Co-Signing a mortgage loan

Each week Mark Wells at Preferred Financial receives calls from parents wanting to help a child, or another family member buy a house.  Inevitably, the question of co-signing comes up.  Here are the most asked questions he receives in regard to that issue.

My child has bad credit.  Can I co-sign with him so he can qualify?  The answer to this most asked question is actually no.  A co-signer can be used to strengthen many types of weaknesses in a loan, but cannot be used to overcome bad credit issues of the primary borrower.  There are other ways to help them buy a house when credit is an issue, but co-signing is not one of them.

Then what’s the use in co-signing?  Generally, co-signing helps when the child is facing high debt to income ratios, or when the child’s income is not verifiable by acceptable underwriting guidelines.  For instance, a child may have just started a business and does not yet have 2 years’ tax returns for that business, or a child may be recently divorced and is receiving alimony and child support, but does not have a full year’s history of that income.  Co-signing can also help the child meet savings reserve requirements where they are putting all of their available funds into the new purchase and have no reserve savings.
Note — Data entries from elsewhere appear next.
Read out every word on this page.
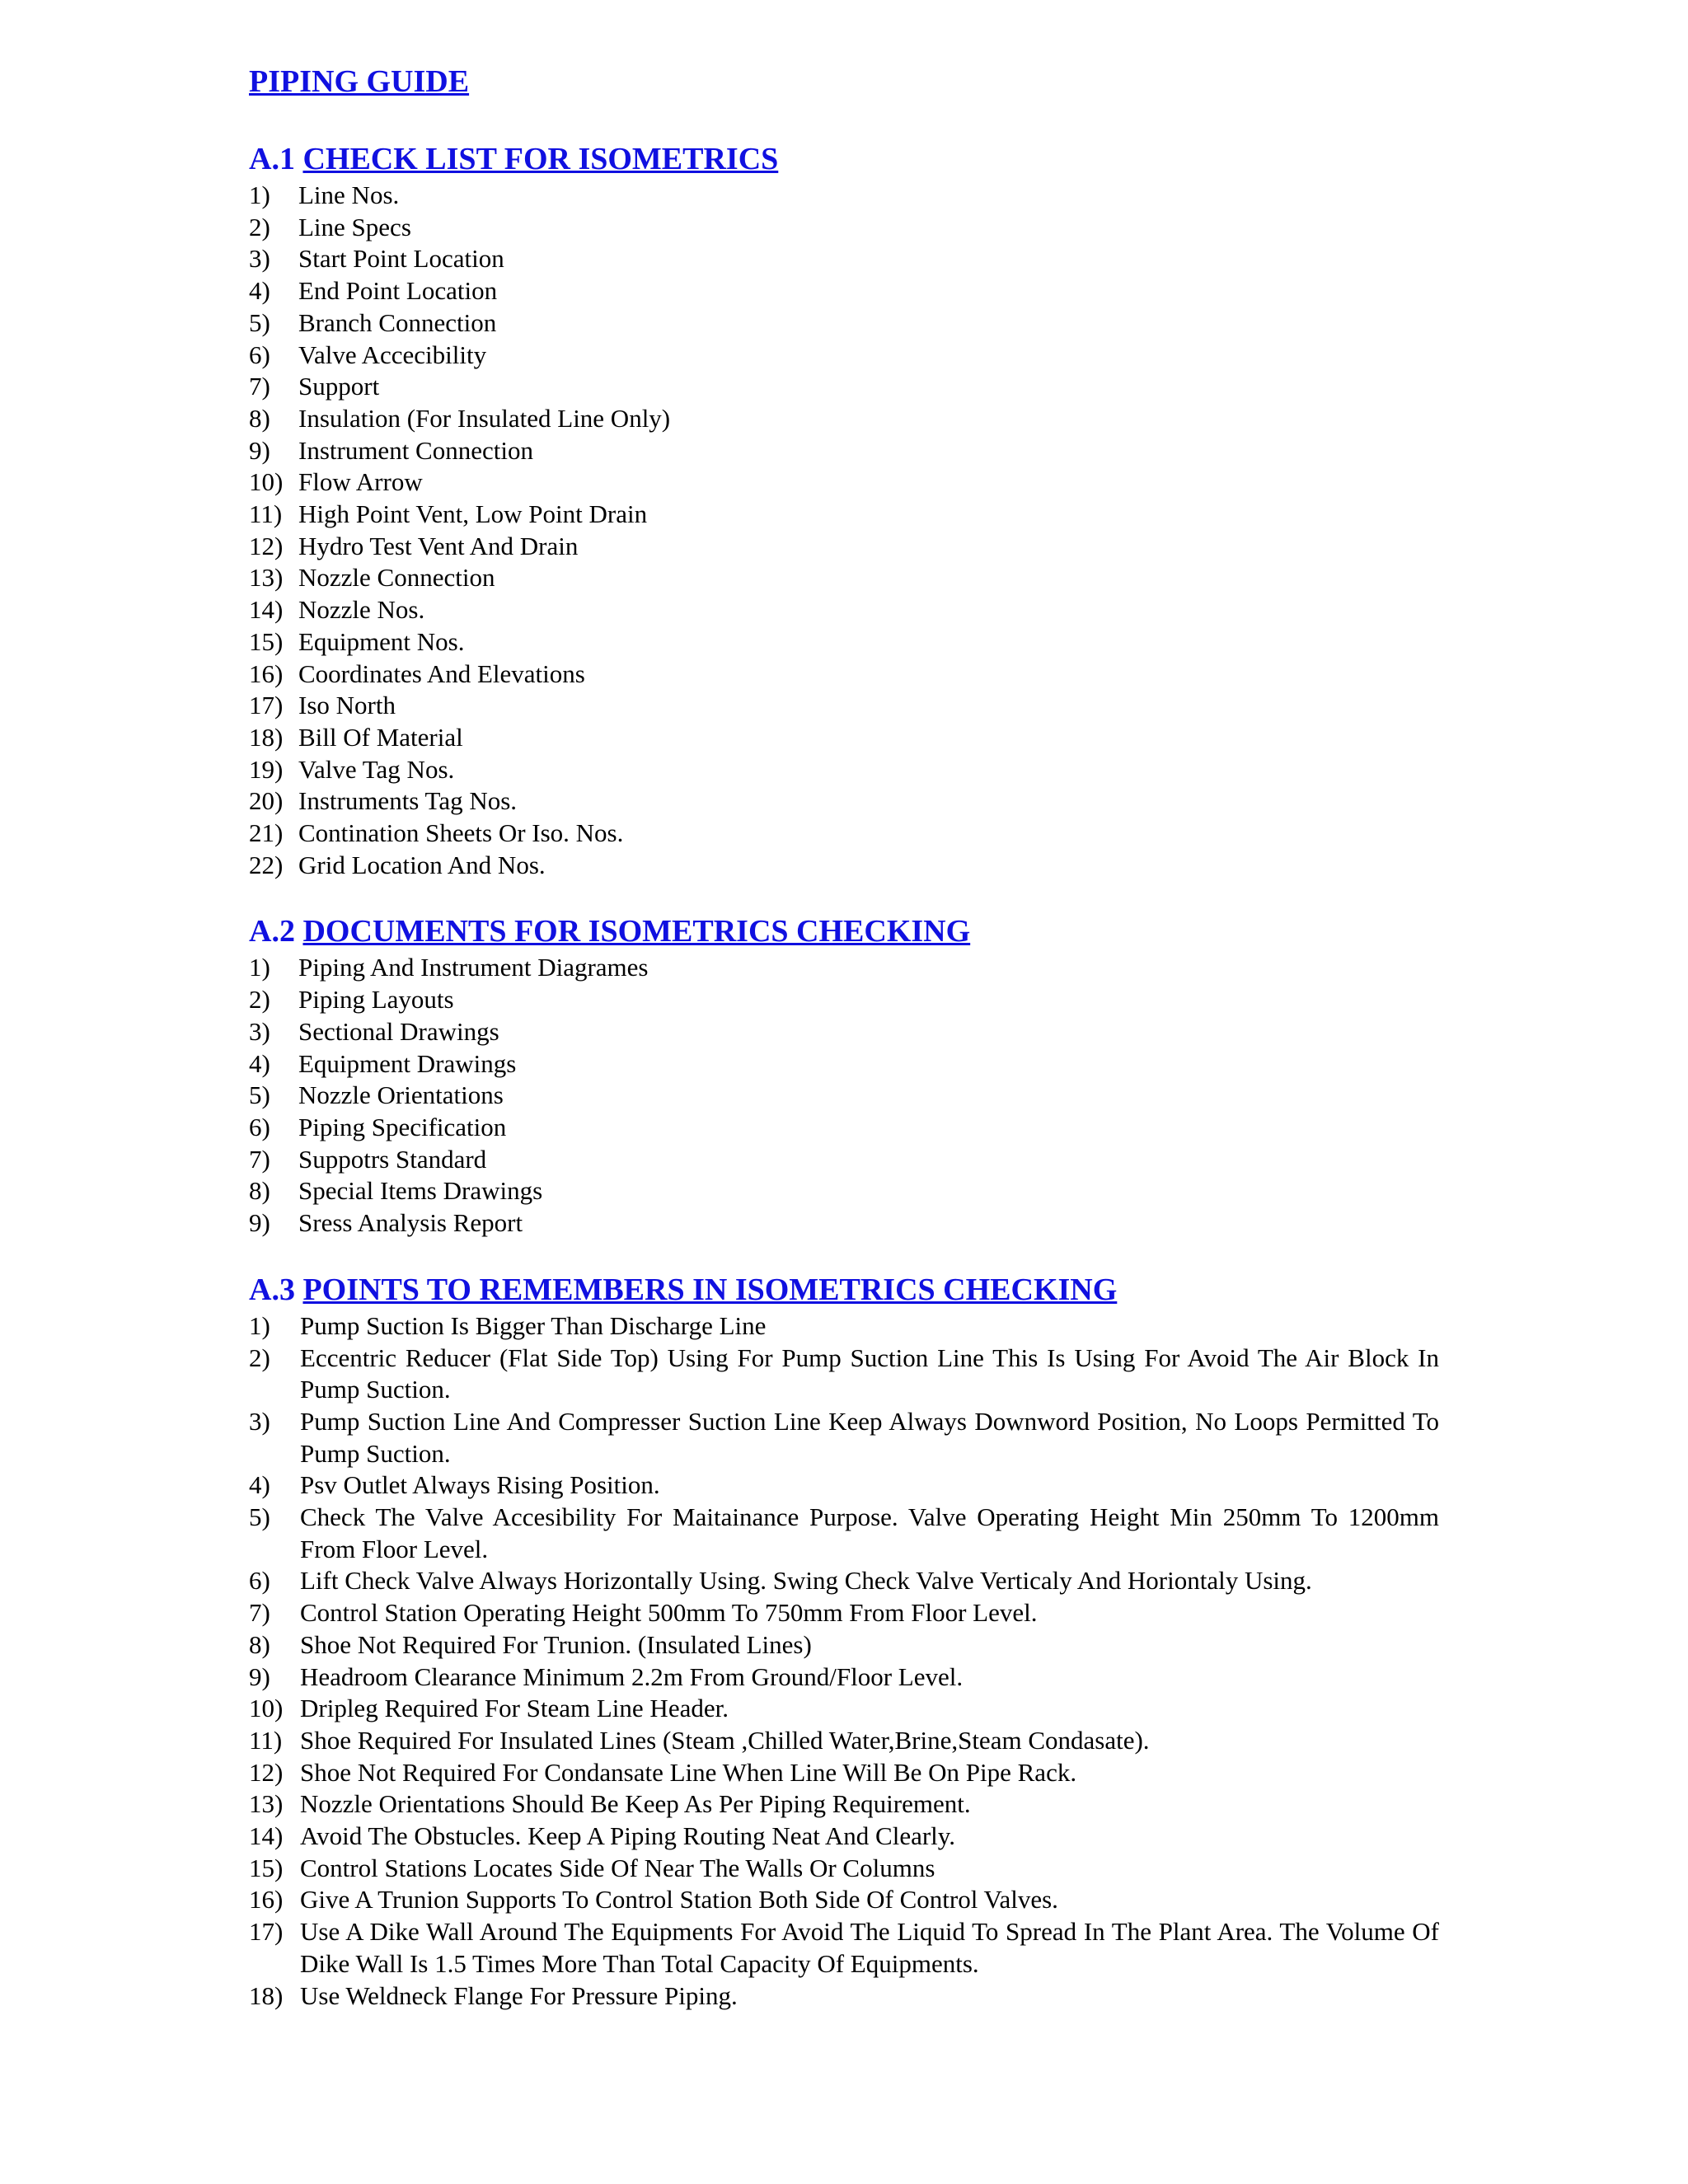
PIPING GUIDE
A.1 CHECK LIST FOR ISOMETRICS
1)	Line Nos.
2)	Line Specs
3)	Start Point Location
4)	End Point Location
5)	Branch Connection
6)	Valve Accecibility
7)	Support
8)	Insulation (For Insulated Line Only)
9)	Instrument Connection
10) Flow Arrow
11) High Point Vent, Low Point Drain
12) Hydro Test Vent And Drain
13) Nozzle Connection
14) Nozzle Nos.
15) Equipment Nos.
16) Coordinates And Elevations
17) Iso North
18) Bill Of Material
19) Valve Tag Nos.
20) Instruments Tag Nos.
21) Contination Sheets Or Iso. Nos.
22) Grid Location And Nos.
A.2 DOCUMENTS FOR ISOMETRICS CHECKING
1)	Piping And Instrument Diagrames
2)	Piping Layouts
3)	Sectional Drawings
4)	Equipment Drawings
5)	Nozzle Orientations
6)	Piping Specification
7)	Suppotrs Standard
8)	Special Items Drawings
9)	Sress Analysis Report
A.3 POINTS TO REMEMBERS IN ISOMETRICS CHECKING
1)	Pump Suction Is Bigger Than Discharge Line
2)	Eccentric Reducer (Flat Side Top) Using For Pump Suction Line This Is Using For Avoid The Air Block In Pump Suction.
3)	Pump Suction Line And Compresser Suction Line Keep Always Downword Position, No Loops Permitted To Pump Suction.
4)	Psv Outlet Always Rising Position.
5)	Check The Valve Accesibility For Maitainance Purpose. Valve Operating Height Min 250mm To 1200mm From Floor Level.
6)	Lift Check Valve Always Horizontally Using. Swing Check Valve Verticaly And Horiontaly Using.
7)	Control Station Operating Height 500mm To 750mm From Floor Level.
8)	Shoe Not Required For Trunion. (Insulated Lines)
9)	Headroom Clearance Minimum 2.2m From Ground/Floor Level.
10) Dripleg Required For Steam Line Header.
11) Shoe Required For Insulated Lines (Steam ,Chilled Water,Brine,Steam Condasate).
12) Shoe Not Required For Condansate Line When Line Will Be On Pipe Rack.
13) Nozzle Orientations Should Be Keep As Per Piping Requirement.
14) Avoid The Obstucles. Keep A Piping Routing Neat And Clearly.
15) Control Stations Locates Side Of Near The Walls Or Columns
16) Give A Trunion Supports To Control Station Both Side Of Control Valves.
17) Use A Dike Wall Around The Equipments For Avoid The Liquid To Spread In The Plant Area. The Volume Of Dike Wall Is 1.5 Times More Than Total Capacity Of Equipments.
18) Use Weldneck Flange For Pressure Piping.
What about the down payment?  When I co-sign does that mean I have to be the one to make the down payment?  No, under current FHA and conventional guidelines, the down payment can come from either the primary borrower or from the co-signer.  It does not matter how much comes from either party.  FHA will allow co-signing with only 3.5% down, but conventional lenders will require 10% down when a co-signer is used.

Can I be on title to the house when I co-sign?  Yes, it is actually a requirement that you be on title if you are on the loan.  Down the road, the child can refinance on their own and get you off the loan, and you can then Quitclaim your title interest back to your child.

What happens if my child does not make the payment on time?    This is a critical issue.  In co-signing, you are equally responsible in the eyes of the lender, for the payment on the loan.  If they fail to make a payment, it will affect your credit.  For that reason, I recommend two things when co-signing for a child or family member:  a)  Have a written agreement in place that you both sign, outlining who will be responsible for the payment, the repairs, and the taxes and insurance on the house.  That way, your family relationship will not be disrupted by any misunderstanding. b)  Have the lender include you in each billing cycle and make sure you are on their notification list if a payment is past due.  Mortgage payments are due on the 1st of each month, and considered late after the 15th.  However, the payment is not late in the credit system unless it is 30 days late.  So if the lender is notifying you of a late payment, it will still give you 15 days to make sure the payment gets made before it affects your credit.

If you understand and accept the risks, co-signing can work well for all parties involved.  It works best if you approach it as a “bridge” to get your child or family member into a house now, but plan for them to get you back off the loan within a few years.  That way you have helped them in the interim, but not created a dependency that lasts indefinitely.